Gilchrist was open about the question of race. Remember, this was before the Civil Rights Act was passed in July of 1964. Black athletes were still housed separately from their white teammates in some southern cities. After the '64 season, Gilchrist led a group of 21 black players who boycotted the All-Star Game in New Orleans, because they could not get service or respect in some of that city's establishments.

They won. The game was moved to Houston. Gilchrist later said his role in the boycott was "better than anything I did playing football."

I spoke with Gilchrist for the first and only time in June 2005. The Bills were celebrating their championship teams. Members of the AFL champions and Super Bowl teams showed up. Cookie, as usual, did not. He wanted a special appearance fee. By then, the Bills had stopped asking, because the answer was always the same.

"I played football for one reason," he told me. "To get paid. I didn't get paid what I was worth when I played for the Buffalo Bills. It's impossible for you to even comprehend the full magnitude of my contribution, not only to the Bills or Toronto Argonauts, but the economy of America."

Gilchrist then launched into a 15-minute rant on slavery, the Bible, racism, the Constitution and what he considered a "curse" placed on black people. I couldn't tell if I was dealing with a crackpot or a genius, or something in-between. I wrote a column about his rift with the Bills. The next time I contacted him, he said he never wanted to speak to me again.

Old friends and teammates pleaded with Gilchrist to soften his position and reap some of the rewards that were available to him. Booker Edgerson tried to help. The late Jim Peters, who covered the Bills in the AFL days, spoke to Gilchrist regularly and wanted him to write a book.

Felser urged Cookie to do an interview with ESPN. He told him the network had seen his game films and been floored. He said there might be a book or a movie in it. Gilchrist told Felser he'd do it. A week before the scheduled taping, he backed out.

It was true what he said in the old SI piece. He never quite got his resentments out of his system. "The division between Ralph Wilson and myself is not going to be resolved," he said in our '05 interview. "What is he, 87? I think he'll be 87 on October the 17th, if I'm not mistaken."

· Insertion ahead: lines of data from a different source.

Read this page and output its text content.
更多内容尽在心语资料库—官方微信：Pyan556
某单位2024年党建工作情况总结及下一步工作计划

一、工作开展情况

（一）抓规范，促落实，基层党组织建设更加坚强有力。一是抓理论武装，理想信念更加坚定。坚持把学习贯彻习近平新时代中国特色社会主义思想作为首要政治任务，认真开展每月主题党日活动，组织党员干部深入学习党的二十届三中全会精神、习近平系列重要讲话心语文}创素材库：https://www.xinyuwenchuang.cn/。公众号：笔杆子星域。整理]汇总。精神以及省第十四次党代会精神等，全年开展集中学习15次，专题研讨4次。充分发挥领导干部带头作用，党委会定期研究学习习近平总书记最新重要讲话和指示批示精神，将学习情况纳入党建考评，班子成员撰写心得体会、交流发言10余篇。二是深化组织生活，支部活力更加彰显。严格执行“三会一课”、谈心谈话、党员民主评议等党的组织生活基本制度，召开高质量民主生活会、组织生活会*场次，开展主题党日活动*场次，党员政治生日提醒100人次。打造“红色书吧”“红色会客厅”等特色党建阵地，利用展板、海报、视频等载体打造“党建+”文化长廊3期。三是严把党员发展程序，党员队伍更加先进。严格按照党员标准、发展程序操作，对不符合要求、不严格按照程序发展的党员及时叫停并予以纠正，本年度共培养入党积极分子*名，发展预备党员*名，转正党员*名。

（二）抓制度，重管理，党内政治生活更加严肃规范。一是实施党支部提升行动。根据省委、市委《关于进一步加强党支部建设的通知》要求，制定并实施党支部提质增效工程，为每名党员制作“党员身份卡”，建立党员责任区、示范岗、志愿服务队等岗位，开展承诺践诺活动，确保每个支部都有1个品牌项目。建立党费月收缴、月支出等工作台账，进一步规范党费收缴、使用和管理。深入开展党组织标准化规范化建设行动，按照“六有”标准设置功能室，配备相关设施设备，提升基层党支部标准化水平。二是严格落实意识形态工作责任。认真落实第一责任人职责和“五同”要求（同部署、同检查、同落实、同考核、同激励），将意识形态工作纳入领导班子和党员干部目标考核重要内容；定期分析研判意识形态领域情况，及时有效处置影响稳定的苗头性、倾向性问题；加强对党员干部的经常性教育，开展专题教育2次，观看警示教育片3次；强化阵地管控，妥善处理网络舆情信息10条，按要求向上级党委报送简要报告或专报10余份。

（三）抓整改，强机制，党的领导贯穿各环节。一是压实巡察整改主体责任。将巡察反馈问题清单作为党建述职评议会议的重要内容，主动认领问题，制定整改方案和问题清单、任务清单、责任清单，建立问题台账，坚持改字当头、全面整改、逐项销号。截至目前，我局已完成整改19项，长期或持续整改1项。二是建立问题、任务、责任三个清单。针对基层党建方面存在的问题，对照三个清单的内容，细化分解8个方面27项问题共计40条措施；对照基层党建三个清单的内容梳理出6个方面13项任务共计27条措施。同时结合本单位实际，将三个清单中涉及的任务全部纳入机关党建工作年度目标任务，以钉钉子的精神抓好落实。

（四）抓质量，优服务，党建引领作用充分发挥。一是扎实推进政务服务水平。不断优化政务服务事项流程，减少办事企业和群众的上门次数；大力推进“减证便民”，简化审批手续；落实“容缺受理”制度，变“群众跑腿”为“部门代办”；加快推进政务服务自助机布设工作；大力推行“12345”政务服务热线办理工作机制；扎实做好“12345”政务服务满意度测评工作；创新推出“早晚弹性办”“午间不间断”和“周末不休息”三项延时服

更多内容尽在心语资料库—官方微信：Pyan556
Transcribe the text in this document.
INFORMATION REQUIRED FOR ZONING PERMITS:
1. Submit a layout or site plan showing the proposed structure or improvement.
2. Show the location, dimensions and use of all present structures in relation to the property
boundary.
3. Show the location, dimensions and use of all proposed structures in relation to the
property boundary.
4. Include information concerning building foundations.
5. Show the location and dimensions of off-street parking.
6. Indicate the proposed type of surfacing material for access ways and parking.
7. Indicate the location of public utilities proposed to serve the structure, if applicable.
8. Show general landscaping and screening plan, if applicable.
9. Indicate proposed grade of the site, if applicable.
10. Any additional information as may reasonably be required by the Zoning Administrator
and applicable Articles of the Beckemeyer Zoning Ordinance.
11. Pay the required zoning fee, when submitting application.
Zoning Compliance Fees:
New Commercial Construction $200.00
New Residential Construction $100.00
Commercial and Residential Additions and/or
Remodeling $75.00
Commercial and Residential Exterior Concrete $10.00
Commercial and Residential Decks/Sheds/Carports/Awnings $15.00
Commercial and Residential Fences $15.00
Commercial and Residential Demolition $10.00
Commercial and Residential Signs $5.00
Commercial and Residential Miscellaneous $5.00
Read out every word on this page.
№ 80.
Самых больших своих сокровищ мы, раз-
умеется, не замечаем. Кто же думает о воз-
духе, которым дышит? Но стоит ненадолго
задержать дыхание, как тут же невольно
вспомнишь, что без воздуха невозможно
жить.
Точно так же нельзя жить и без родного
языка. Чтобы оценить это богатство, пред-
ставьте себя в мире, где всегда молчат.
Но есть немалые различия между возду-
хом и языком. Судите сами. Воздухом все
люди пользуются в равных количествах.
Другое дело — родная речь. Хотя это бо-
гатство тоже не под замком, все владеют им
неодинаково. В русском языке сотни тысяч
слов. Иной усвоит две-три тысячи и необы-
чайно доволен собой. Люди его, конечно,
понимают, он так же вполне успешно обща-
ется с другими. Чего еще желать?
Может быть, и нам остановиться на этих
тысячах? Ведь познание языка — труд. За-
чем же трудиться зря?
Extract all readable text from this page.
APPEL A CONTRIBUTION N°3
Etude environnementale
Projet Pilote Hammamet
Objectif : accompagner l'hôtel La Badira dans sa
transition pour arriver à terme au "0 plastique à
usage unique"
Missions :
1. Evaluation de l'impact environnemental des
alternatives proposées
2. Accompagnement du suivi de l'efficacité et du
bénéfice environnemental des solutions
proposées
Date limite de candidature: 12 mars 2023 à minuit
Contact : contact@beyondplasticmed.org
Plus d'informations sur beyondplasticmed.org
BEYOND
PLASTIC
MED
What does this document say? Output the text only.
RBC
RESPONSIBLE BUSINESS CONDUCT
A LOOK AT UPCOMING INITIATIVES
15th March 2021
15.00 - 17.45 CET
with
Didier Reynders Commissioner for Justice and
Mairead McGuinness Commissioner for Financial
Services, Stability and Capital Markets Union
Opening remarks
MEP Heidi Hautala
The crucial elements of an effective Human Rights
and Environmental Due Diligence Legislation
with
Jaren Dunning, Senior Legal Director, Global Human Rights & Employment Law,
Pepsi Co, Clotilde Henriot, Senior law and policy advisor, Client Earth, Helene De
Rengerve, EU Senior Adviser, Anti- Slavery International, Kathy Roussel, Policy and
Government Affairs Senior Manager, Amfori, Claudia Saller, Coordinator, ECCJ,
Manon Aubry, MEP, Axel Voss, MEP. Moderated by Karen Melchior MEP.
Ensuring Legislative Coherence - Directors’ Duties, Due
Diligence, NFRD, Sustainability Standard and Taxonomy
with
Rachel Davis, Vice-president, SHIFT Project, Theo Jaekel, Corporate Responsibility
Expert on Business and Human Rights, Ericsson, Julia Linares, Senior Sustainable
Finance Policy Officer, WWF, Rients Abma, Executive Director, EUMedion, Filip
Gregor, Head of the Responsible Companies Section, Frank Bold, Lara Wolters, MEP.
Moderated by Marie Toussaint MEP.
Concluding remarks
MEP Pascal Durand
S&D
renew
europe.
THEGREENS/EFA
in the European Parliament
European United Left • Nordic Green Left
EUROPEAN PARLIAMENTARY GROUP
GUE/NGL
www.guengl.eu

He had Wilson's age and birthday exactly. That's the sort of memory Gilchrist had. He would call the children of friends on their birthdays. When he was diagnosed with cancer in 2007, he reached out to friends and said he was happy just to be alive.

Toward the end, Gilchrist found some kind of peace. Wilson, speaking in a press release, said he and Cookie had a good talk over the phone last week. Let's hope they made amends, the way Wilson and John Butler did when his former general manager died in '03.

Wilson once told me he has no problem putting Gilchrist on the Wall of Fame. He worried that he wouldn't show up. Well, the Bills can finally put Cookie on the Wall, where he belongs, and give Buffalo fans one last chance to cheer one of the best ever to play the game.